Fields where Native Americans farmed a thousand years ago discovered in Michigan
LiDAR, discovery methods, and underwater uses
- Commenters connect the Michigan field discovery to other LiDAR-based landscape work, including open-source tools.
- Question of whether LiDAR works underwater leads to clarification: bathymetric LiDAR exists but is limited by water turbidity; sonar is more typical.
- A widely publicized “Michigan underwater Stonehenge” is criticized as media hype; better sources describe it as a long stone line, likely a prehistoric caribou drive, not a Stonehenge-like monument.
Climate, crop viability, and landraces
- People speculate how maize could have been grown so far north: warmer Medieval Climate Period, microclimates, or long-term selection of locally adapted varieties.
- Others note corn is grown in the Upper Peninsula today, just not at high commercial yields.
- Discussion of “landraces” emphasizes that locally selected traditional varieties can outperform modern hybrids in specific environments and are a key genetic resource.
Soil enrichment, terra preta, and pottery shards
- The article’s description of charcoal, ceramics, and wetland soil added to fields reminds some of Amazonian terra preta and regenerative practices.
- Others caution against over-romanticizing: fertile “garbage dumps” are common archaeologically, and the role of pottery shards may be incidental rather than intentional soil engineering.

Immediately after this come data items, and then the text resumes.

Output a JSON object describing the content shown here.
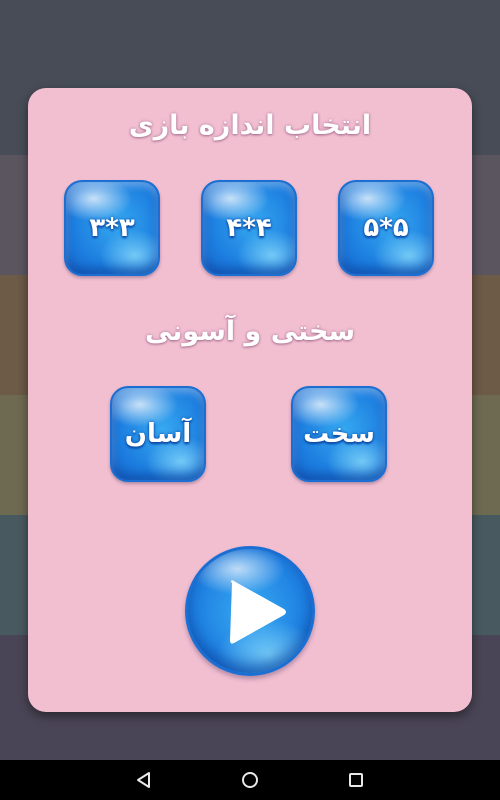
{
  "background": {
    "stripe_colors": [
      "#474c57",
      "#5b5560",
      "#6d5a47",
      "#6e6a52",
      "#485a60",
      "#4a4556"
    ]
  },
  "dialog": {
    "size_title": "انتخاب اندازه بازی",
    "size_options": [
      {
        "label": "۵*۵"
      },
      {
        "label": "۴*۴"
      },
      {
        "label": "۳*۳"
      }
    ],
    "difficulty_title": "سختی و آسونی",
    "difficulty_options": [
      {
        "label": "سخت"
      },
      {
        "label": "آسان"
      }
    ],
    "play_icon": "play-icon",
    "accent_color": "#1d7fe0",
    "panel_color": "#f2bfd1"
  },
  "nav_bar": {
    "buttons": [
      "back-icon",
      "home-icon",
      "recent-apps-icon"
    ]
  }
}
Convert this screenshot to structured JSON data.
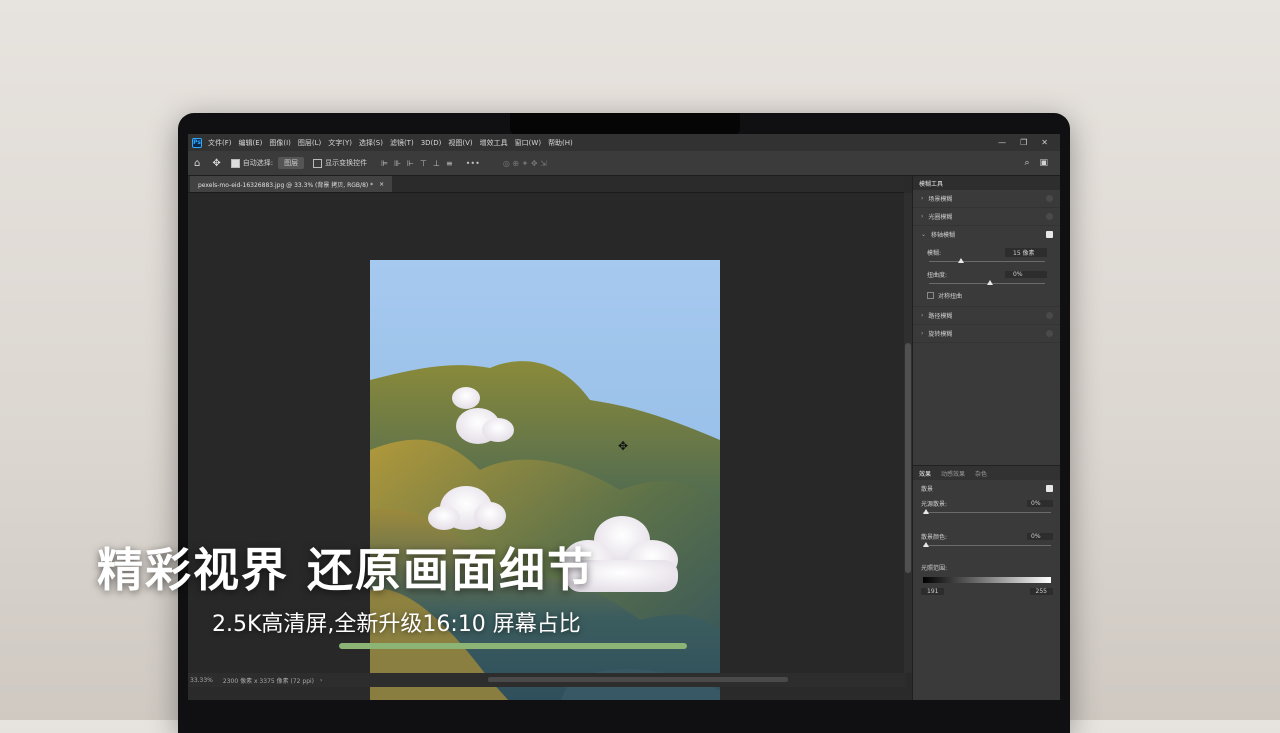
{
  "app": {
    "menu": [
      "文件(F)",
      "编辑(E)",
      "图像(I)",
      "图层(L)",
      "文字(Y)",
      "选择(S)",
      "滤镜(T)",
      "3D(D)",
      "视图(V)",
      "增效工具",
      "窗口(W)",
      "帮助(H)"
    ],
    "window_controls": [
      "—",
      "❐",
      "✕"
    ]
  },
  "options_bar": {
    "auto_select_label": "自动选择:",
    "auto_select_value": "图层",
    "show_transform_label": "显示变换控件"
  },
  "document": {
    "tab_title": "pexels-mo-eid-16326883.jpg @ 33.3% (背景 拷贝, RGB/8) *",
    "tab_close": "×"
  },
  "status_bar": {
    "zoom": "33.33%",
    "info": "2300 像素 x 3375 像素 (72 ppi)",
    "arrow": "›"
  },
  "panel": {
    "title": "模糊工具",
    "blurs": [
      {
        "label": "场景模糊",
        "checked": false
      },
      {
        "label": "光圈模糊",
        "checked": false
      },
      {
        "label": "移轴模糊",
        "checked": true
      },
      {
        "label": "路径模糊",
        "checked": false
      },
      {
        "label": "旋转模糊",
        "checked": false
      }
    ],
    "tilt": {
      "blur_label": "模糊:",
      "blur_value": "15 像素",
      "blur_level": 0.25,
      "distortion_label": "扭曲度:",
      "distortion_value": "0%",
      "distortion_level": 0.5,
      "symmetric_label": "对称扭曲"
    },
    "tabs": [
      "效果",
      "动感效果",
      "杂色"
    ],
    "effects": {
      "bokeh_label": "散景",
      "light_bokeh_label": "光源散景:",
      "light_bokeh_value": "0%",
      "bokeh_color_label": "散景颜色:",
      "bokeh_color_value": "0%",
      "light_range_label": "光照范围:",
      "range_low": "191",
      "range_high": "255"
    }
  },
  "overlay": {
    "headline": "精彩视界 还原画面细节",
    "subline": "2.5K高清屏,全新升级16:10 屏幕占比"
  },
  "colors": {
    "accent_bar": "#8cb474",
    "ps_blue": "#31a8ff"
  }
}
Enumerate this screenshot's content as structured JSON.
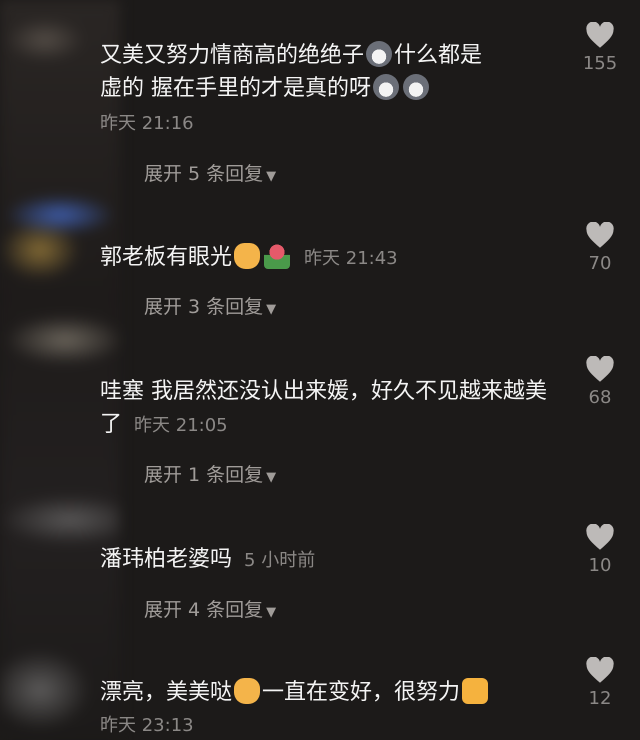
{
  "comments": [
    {
      "text_a": "又美又努力情商高的绝绝子",
      "text_b": "什么都是",
      "text_c": "虚的 握在手里的才是真的呀",
      "time": "昨天 21:16",
      "expand": "展开 5 条回复",
      "likes": "155"
    },
    {
      "text": "郭老板有眼光",
      "time": "昨天 21:43",
      "expand": "展开 3 条回复",
      "likes": "70"
    },
    {
      "text": "哇塞 我居然还没认出来媛，好久不见越来越美了",
      "time": "昨天 21:05",
      "expand": "展开 1 条回复",
      "likes": "68"
    },
    {
      "text": "潘玮柏老婆吗",
      "time": "5 小时前",
      "expand": "展开 4 条回复",
      "likes": "10"
    },
    {
      "text_a": "漂亮，美美哒",
      "text_b": "一直在变好，很努力",
      "time": "昨天 23:13",
      "likes": "12"
    }
  ],
  "icons": {
    "like": "heart-icon",
    "expand": "triangle-down-icon"
  },
  "colors": {
    "text": "#f4f4f4",
    "meta": "#8b8886",
    "heart": "#bdbab8"
  }
}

- Several comments explain that low-fired, porous pottery can gradually break down, regulate moisture, and influence soil chemistry, analogous to modern clay aggregates.
- Side discussion covers invasive earthworms in North America and their substantial impacts on forest soils.
Scale and sophistication of Indigenous agriculture
- Many stress that these were professional farmers, not “amateur scientists,” and highlight lost Indigenous knowledge of soil and polyculture.
- Debate arises over how “advanced” pre-contact American societies were relative to Europe/Asia; one side notes sophisticated but different technological trajectories, another stresses large Old World lead in metallurgy, machinery, and architecture.
- There’s pushback against older stereotypes that North American groups were purely small, nomadic “savages.”
Preservation, archaeology, and comparison to Old World sites
- Commenters are surprised such a field system survived; explanations include modern U.S. mechanized farming focusing on flat, tractor-friendly land and heavy forest cover.
- Comparisons are drawn to Roman and medieval sites in Europe: buried features can survive for millennia but are often destroyed by deep plowing or reuse of materials.
- Some note deserts bias our view of “great civilizations” because stone and writing survive better in arid regions than in wetter wood-building cultures like many in North America.
Three Sisters system and Eurasian analogues
- Several clarify that “three sisters” refers to the maize–bean–squash companion system; the article doesn’t use the phrase, leading to confusion because the original HN title did.
- Commenters describe the agronomic synergy (corn as trellis, beans supplying nitrogen, squash shading soil).
- People ask about Eurasian equivalents; suggestions include rice–fish systems and broader polyculture or crop-rotation traditions, but nothing seen as a direct analogue.
Disease, alternate histories, and colonization
- A thread explores how Eurasian diseases, not just technology, decisively shaped colonization; the massive mortality meant Indigenous societies had little chance to resist.
- Some speculate about alternate histories (e.g., earlier horse domestication in North America, different timing of disease exchange) and how that might have changed power dynamics.
Miscellaneous points
- A brief complaint appears about paywalled research produced with public funding.
- Several comments reflect on how “1,000 years” is both a short and long span—around 38 human generations—and how continuous land use over that timescale is historically significant.